First would be Edith Nesbit, author of the first ever historical time fantasy for children (The Story of the Amulet). I’d love to ask her about the genre she started and the way it’s so popular today. I’d invite Dorothy Parker to make everyone laugh. Finally I’d invite Mary Poppins, so that she could magic us up a feast and clear it up at the end with a click of her fingers.

When did you start writing?
Like most writers, I scribbled stories from the age of about eight or nine. They were just bad versions of Enid Blyton’s adventure tales. I carried on writing while working as a journalist, but I only had the courage to show anyone my writing a few years ago.

How long does it take to write a book?
It depends on the book and a lot of other factors. My first crime novel for adults took a few years, because I only got the chance to write now and again while working and having young children. The second adult novel only took a few months! The Misper took about a year to write the first draft but it’s been through a zillion changes, so all in all, I guess it took three or four years.
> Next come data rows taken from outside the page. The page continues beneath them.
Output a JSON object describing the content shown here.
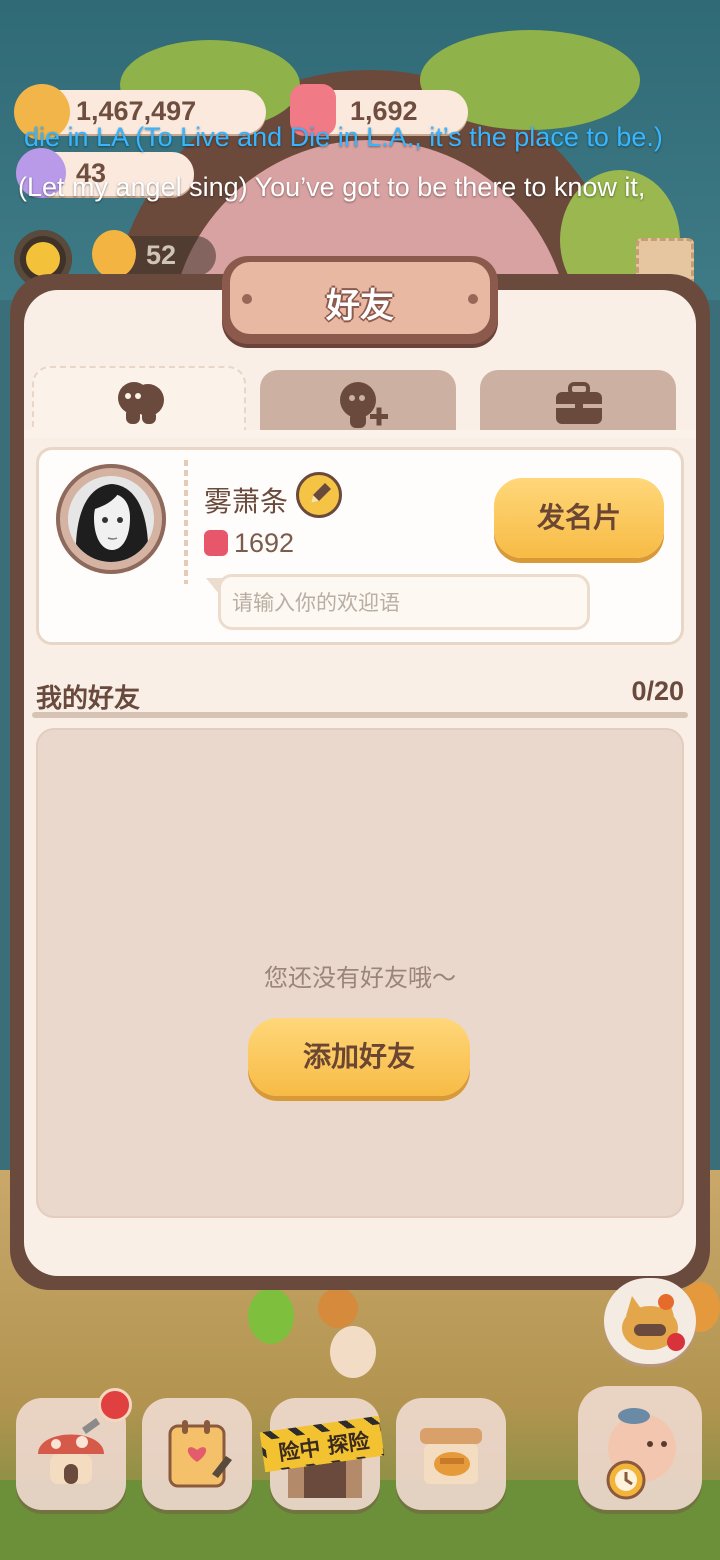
{
  "hud": {
    "coins": "1,467,497",
    "gems": "1,692",
    "third_currency": "43",
    "energy": "52"
  },
  "overlay_lyrics": {
    "line1": "die in LA (To Live and Die in L.A., it’s the place to be.)",
    "line2": "(Let my angel sing) You’ve got to be there to know it,"
  },
  "panel": {
    "title": "好友",
    "tabs": [
      {
        "icon": "friends-icon"
      },
      {
        "icon": "add-friend-icon"
      },
      {
        "icon": "briefcase-icon"
      }
    ]
  },
  "profile": {
    "name": "雾萧条",
    "score": "1692",
    "card_button": "发名片",
    "greeting_placeholder": "请输入你的欢迎语"
  },
  "friends": {
    "label": "我的好友",
    "count": "0/20",
    "empty_message": "您还没有好友哦～",
    "add_button": "添加好友"
  },
  "bottom_nav": {
    "explore_label": "险中 探险"
  },
  "colors": {
    "panel_bg": "#f9efe6",
    "frame": "#6b4a3e",
    "button_yellow": "#f7bb45",
    "text_brown": "#6a4a3c"
  }
}
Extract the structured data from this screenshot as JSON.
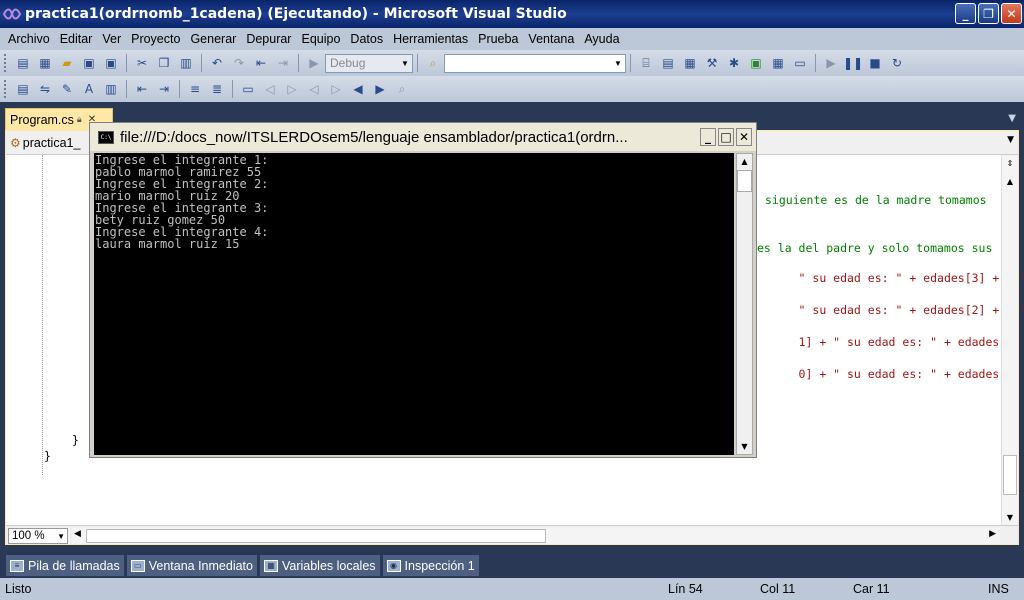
{
  "window": {
    "title": "practica1(ordrnomb_1cadena) (Ejecutando) - Microsoft Visual Studio",
    "minimize": "_",
    "restore": "❐",
    "close": "✕"
  },
  "menu": [
    "Archivo",
    "Editar",
    "Ver",
    "Proyecto",
    "Generar",
    "Depurar",
    "Equipo",
    "Datos",
    "Herramientas",
    "Prueba",
    "Ventana",
    "Ayuda"
  ],
  "toolbar": {
    "config_value": "Debug",
    "search_value": ""
  },
  "editor": {
    "tab_label": "Program.cs",
    "nav_left": "practica1_",
    "zoom": "100 %",
    "code_lines": [
      {
        "text": "siguiente es de la madre tomamos",
        "cls": "comment"
      },
      {
        "text": "es la del padre y solo tomamos sus",
        "cls": "comment"
      },
      {
        "text": "\" su edad es: \" + edades[3] + \".\");",
        "cls": "mixed"
      },
      {
        "text": "\" su edad es: \" + edades[2] + \".\");",
        "cls": "mixed"
      },
      {
        "text": "1] + \" su edad es: \" + edades[1] +",
        "cls": "mixed"
      },
      {
        "text": "0] + \" su edad es: \" + edades[0] +",
        "cls": "mixed"
      }
    ],
    "brace_inner": "}",
    "brace_outer": "}"
  },
  "console": {
    "title": "file:///D:/docs_now/ITSLERDOsem5/lenguaje ensamblador/practica1(ordrn...",
    "icon_text": "C:\\",
    "lines": [
      "Ingrese el integrante 1:",
      "pablo marmol ramirez 55",
      "Ingrese el integrante 2:",
      "mario marmol ruiz 20",
      "Ingrese el integrante 3:",
      "bety ruiz gomez 50",
      "Ingrese el integrante 4:",
      "laura marmol ruiz 15"
    ]
  },
  "tool_windows": [
    "Pila de llamadas",
    "Ventana Inmediato",
    "Variables locales",
    "Inspección 1"
  ],
  "status": {
    "text": "Listo",
    "line": "Lín 54",
    "col": "Col 11",
    "car": "Car 11",
    "mode": "INS"
  }
}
Where do you get your ideas from?
Everywhere! I’m a typical journalist – I love listening to what people say and to what they don’t say, and I’m always on the spy for story ideas. There’s hardly a day goes by when I don’t find myself thinking, ‘Oooh! There’s a good story idea…’

Do you base your characters on people you know?
Not deliberately! But I think all writers use little bits of people they’ve met and weave them together to make a composite character. My partner spotted the character of Tom in The Serpent House doing something that he regularly does. Fortunately he didn’t mind me pinching his actions to use in the book!